Looping back to Elizabeth Warren, the biggest issue with her maybe not having any indigenous ancestry combined with a Cherokee ancestor five generations back is that the Cherokee nation in the 19th century was already genetically mixed. The great chief John Ross was 1/8th Cherokee by blood quantum. That is, 1/8th of his ancestors were present in the New World in 1492. So a simple reason for why Elizabeth Warren might be Cherokee, but without indigenous ancestry, is that her Cherokee ancestor may not have had much indigenous ancestry. It’s not because genetics can’t pick up indigenous ancestry, genetics can. It’s just that this is a case were social and cultural history and definitions are important.
To be honest this post is a bit trivial. But lots of people read The Washington Post and Slate. As I just explained above there is a simple reason why Elizabeth Warren could come out 100% European in her ancestry, and, be of Cherokee descent. Instead of explaining this, the media has decided to look for people who claim that genetics just can’t answer this question. In the process they garble, mislead, and repeat falsehoods (the sample size for Ancestry.com is obviously wrong to anyone who is familiar with that field, but the journalist is not familiar, so it passed their smell test since they had no grounds for discernment).

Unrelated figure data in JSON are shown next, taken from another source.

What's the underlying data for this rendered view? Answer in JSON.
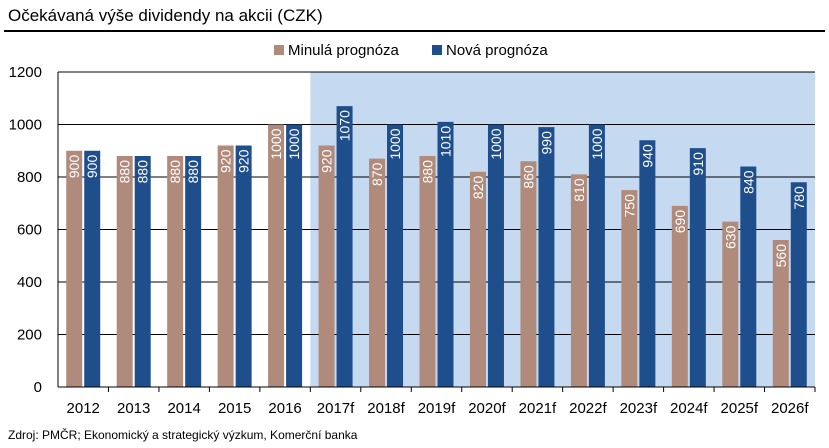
{
  "title": "Očekávaná výše dividendy na akcii (CZK)",
  "source": "Zdroj: PMČR; Ekonomický a strategický výzkum, Komerční banka",
  "chart_data": {
    "type": "bar",
    "categories": [
      "2012",
      "2013",
      "2014",
      "2015",
      "2016",
      "2017f",
      "2018f",
      "2019f",
      "2020f",
      "2021f",
      "2022f",
      "2023f",
      "2024f",
      "2025f",
      "2026f"
    ],
    "series": [
      {
        "name": "Minulá prognóza",
        "color": "#b08a7a",
        "values": [
          900,
          880,
          880,
          920,
          1000,
          920,
          870,
          880,
          820,
          860,
          810,
          750,
          690,
          630,
          560
        ]
      },
      {
        "name": "Nová prognóza",
        "color": "#1f4e8c",
        "values": [
          900,
          880,
          880,
          920,
          1000,
          1070,
          1000,
          1010,
          1000,
          990,
          1000,
          940,
          910,
          840,
          780
        ]
      }
    ],
    "yticks": [
      "0",
      "200",
      "400",
      "600",
      "800",
      "1000",
      "1200"
    ],
    "ylim": [
      0,
      1200
    ],
    "grid": true,
    "legend_position": "top-center",
    "forecast_highlight": {
      "from_category": "2017f",
      "color": "#c5d9f1"
    },
    "bar_label_color": "#ffffff"
  }
}
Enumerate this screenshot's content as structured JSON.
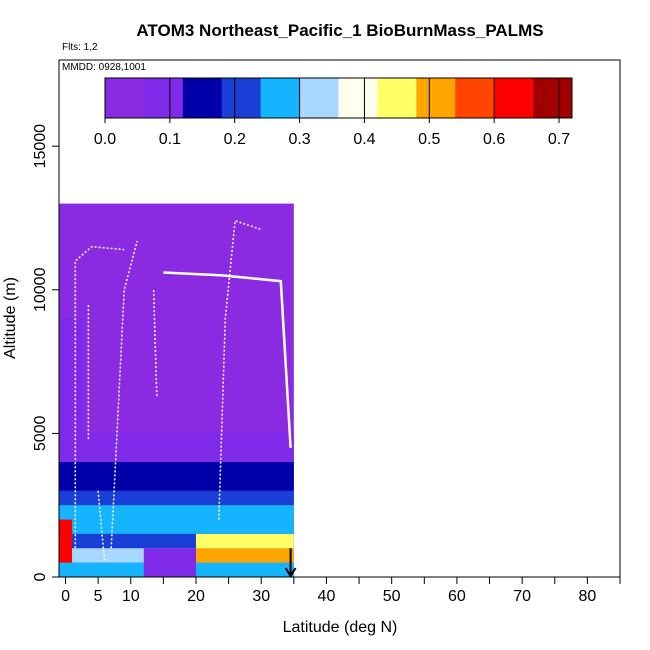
{
  "chart_data": {
    "type": "heatmap",
    "title": "ATOM3 Northeast_Pacific_1 BioBurnMass_PALMS",
    "flights_note": "Flts: 1,2",
    "date_note": "MMDD: 0928,1001",
    "xlabel": "Latitude (deg N)",
    "ylabel": "Altitude (m)",
    "xlim": [
      -1,
      85
    ],
    "ylim": [
      0,
      18000
    ],
    "x_ticks_labeled": [
      0,
      5,
      10,
      20,
      30,
      40,
      50,
      60,
      70,
      80
    ],
    "x_ticks_minor": [
      15,
      25,
      35,
      45,
      55,
      65,
      75,
      85
    ],
    "y_ticks": [
      0,
      5000,
      10000,
      15000
    ],
    "colorbar": {
      "min": 0.0,
      "max": 0.72,
      "ticks": [
        0.0,
        0.1,
        0.2,
        0.3,
        0.4,
        0.5,
        0.6,
        0.7
      ],
      "tick_labels": [
        "0.0",
        "0.1",
        "0.2",
        "0.3",
        "0.4",
        "0.5",
        "0.6",
        "0.7"
      ],
      "colors": [
        "#8a2be2",
        "#7f2ae8",
        "#0000a8",
        "#1a3fd6",
        "#14b4ff",
        "#a8d8ff",
        "#fffff0",
        "#ffff66",
        "#ffa500",
        "#ff4500",
        "#ff0000",
        "#a00000"
      ]
    },
    "arrow_latitude": 34.5,
    "blocks": [
      {
        "lat": [
          -1,
          35
        ],
        "alt": [
          0,
          13000
        ],
        "value": 0.02
      },
      {
        "lat": [
          -1,
          35
        ],
        "alt": [
          4000,
          5000
        ],
        "value": 0.06
      },
      {
        "lat": [
          -1,
          35
        ],
        "alt": [
          3000,
          4000
        ],
        "value": 0.12
      },
      {
        "lat": [
          -1,
          35
        ],
        "alt": [
          2500,
          3000
        ],
        "value": 0.22
      },
      {
        "lat": [
          -1,
          35
        ],
        "alt": [
          2000,
          2500
        ],
        "value": 0.24
      },
      {
        "lat": [
          -1,
          35
        ],
        "alt": [
          1500,
          2000
        ],
        "value": 0.27
      },
      {
        "lat": [
          -1,
          35
        ],
        "alt": [
          1000,
          1500
        ],
        "value": 0.22
      },
      {
        "lat": [
          -1,
          35
        ],
        "alt": [
          500,
          1000
        ],
        "value": 0.3
      },
      {
        "lat": [
          -1,
          35
        ],
        "alt": [
          0,
          500
        ],
        "value": 0.28
      },
      {
        "lat": [
          20,
          35
        ],
        "alt": [
          500,
          1000
        ],
        "value": 0.5
      },
      {
        "lat": [
          20,
          35
        ],
        "alt": [
          1000,
          1500
        ],
        "value": 0.47
      },
      {
        "lat": [
          -1,
          1
        ],
        "alt": [
          500,
          2000
        ],
        "value": 0.6
      },
      {
        "lat": [
          12,
          20
        ],
        "alt": [
          0,
          1000
        ],
        "value": 0.1
      },
      {
        "lat": [
          -1,
          3
        ],
        "alt": [
          5000,
          9000
        ],
        "value": 0.1
      }
    ]
  }
}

This post exists only so that at least there is someone out there correcting the record.
Addendum: A reader:
This seems, um, contrivedly obtuse. 115 samples per region times 26 regions is a total sample size of 2990, which seems reasonably close to 3000. Going the other way, 3000 / 26 is 115.4, so that will be where the claim of “115 per region” came from. There was no claim of “115 total”; the piece says that the representative of each region is constructed from 115 samples.
It’s true that 115 is an average figure and that’s not made clear in the article, but I’m not sure how comforting I should find it that the representative of “Polynesia” is actually constructed from 18 samples rather than 115.
A fair, but inadvertently ignorant, point. Sample sizes of ~20 are actually quite sufficient to generate reference populations. It partially depends on how diverse the populations are you are trying to use as a reference.